# Wago Haussteuerung, womit beginne ich wie?



## spshugo (14 März 2016)

Hallo, ich darf mal ein neues Thema aufmachen zu Fragen die sicher schon öfter gestellt wurden aber ich finde leider kaum Infos dazu.
Ich möchte eine SPS als Zentrale für eine Haussteuerung einsetzen. In einem anderen Beitrag steht schon etwas darüber.
Letztendlich bin ich bei Wago gelandet und sollte noch ein paar Dinge wissen. Wär nett wenn jemand mir weiterhilft.

Ich schwanke zwischen 750-880 und 750-881. Wahrscheinlich wirds doch eher der mit der SD Karte (880). Sinnvoll? Oder viel zu groß?

Was ist eigentlich der Unterschied zwischen den vielen Steuerungen die es da gibt? Application Controller, Ethernet Controller... dass die alle was unterschiedliches können ist schon klar aber was brauche ich?

Die allgemeine Codesys Umgebung hab ich schon. Jetzt brauche ich nur noch die "Lizenz". Ist ein Starterkit sinnvoll? Davon könnte ich unterm Strich nur die Steuerung brauchen und die Software natürlich. Netzteil ist zu schwach für das was letztendlich passieren soll. Über die Software hab ich preislich noch nichts gefunden, ist das so geheim?
Das Starterkit ist ca. 190 Euro teurer als der Controller selbst. Lohnt sich das? Oder gibts die Software auch separat günstiger?

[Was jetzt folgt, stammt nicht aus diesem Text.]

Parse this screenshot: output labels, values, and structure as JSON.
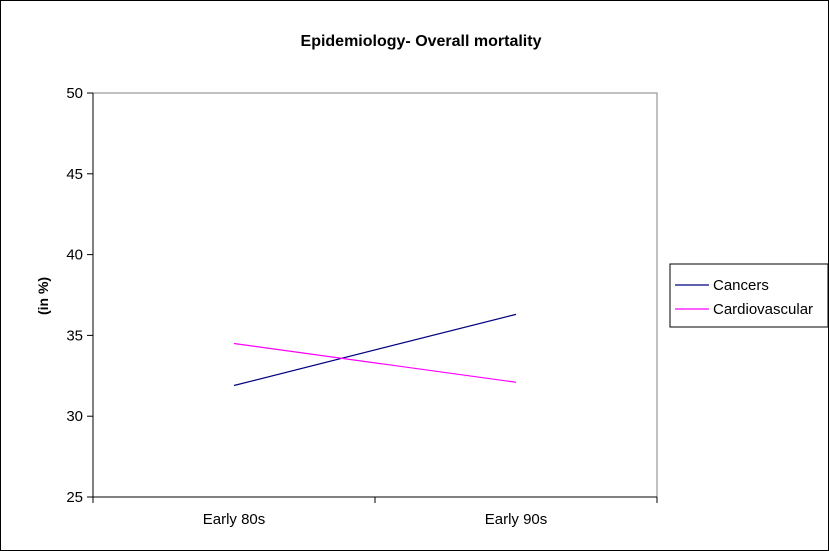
{
  "chart_data": {
    "type": "line",
    "title": "Epidemiology- Overall mortality",
    "xlabel": "",
    "ylabel": "(in %)",
    "categories": [
      "Early 80s",
      "Early 90s"
    ],
    "ylim": [
      25,
      50
    ],
    "yticks": [
      25,
      30,
      35,
      40,
      45,
      50
    ],
    "grid": false,
    "legend_position": "right",
    "series": [
      {
        "name": "Cancers",
        "values": [
          31.9,
          36.3
        ],
        "color": "#000080"
      },
      {
        "name": "Cardiovascular",
        "values": [
          34.5,
          32.1
        ],
        "color": "#ff00ff"
      }
    ]
  }
}
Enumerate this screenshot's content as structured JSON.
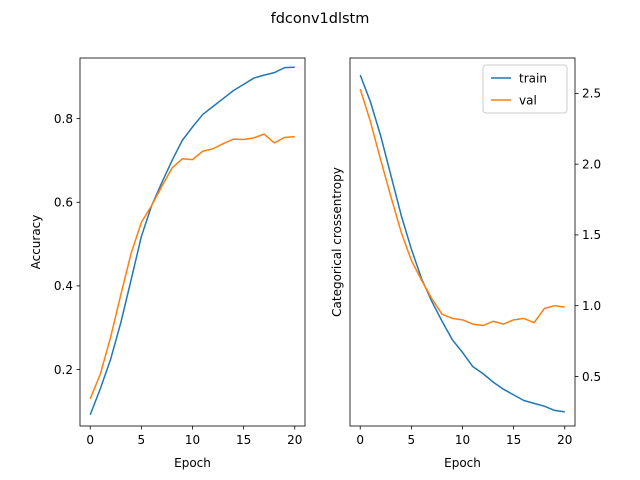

Ihr merkt ich stehe noch völlig im Wald was das ganze Thema angeht. Ich freue mich über alles was mir meine Kaufentscheidung erleichtert.


----------



## RobiHerb (14 März 2016)

*Raspberry Pi*

Ich würde zum Starten den Raspberry PI mit PiFace Interface nehmen. Wenn Du einen PC mit Ethernet Schnittstelle hast, hat heute jeder Laptop, kannst Du für < 100 Euro ein Testsystem zu Hause haben, mit dem Du lernen kannst.

Danach weisst Du auch besser, was Du eigentlich machen möchtest und dazu brauchst.

Den Raspberry programmierst Du mit Codesys 3.5, das in der 2h Testversion kostenlos ist. Nach Ablauf der Zeit musst Du neu booten und Du hast wieder 2 Stunden. Wenn das stört, kannst Du auch für unter 35 € (so erinnere ich mich) jederzeit die Vollversion bei 3S im Store erwerben.


----------



## spshugo (15 März 2016)

An den Raspi kann ich auch gleich I/O Karten anschließen?

Ich habe eine Codesys Umgebung auf dem Laptop, mit der ich mich gerade schon vertraut mache. Bei der Suche finde ich einige solche Software mit verschiedenen Namen. Wago hat da etliches das mir überhaupt nichts sagt, IO Pro, Cockpit, uvm. Und auch auf codesys.com gibts verschiedenes. Was genau tut das alles und was brauche ich davon überhaupt?

35 Euro ist ja günstig. Kann ich damit dann nur den Raspi programmieren oder geht das auch mit der Steuerung später? Dann würde ich mit dem Starterkit ja schlechter fahren und mir lieber die Steuerung separat kaufen plus 35 € für die Software? Oder brauch ich für Wago auch noch speziell eine Lizenz?
Das ist alles n bisschen zu undurchsichtig für mich.
Steht sowas irgendwo zum nachlesen?


----------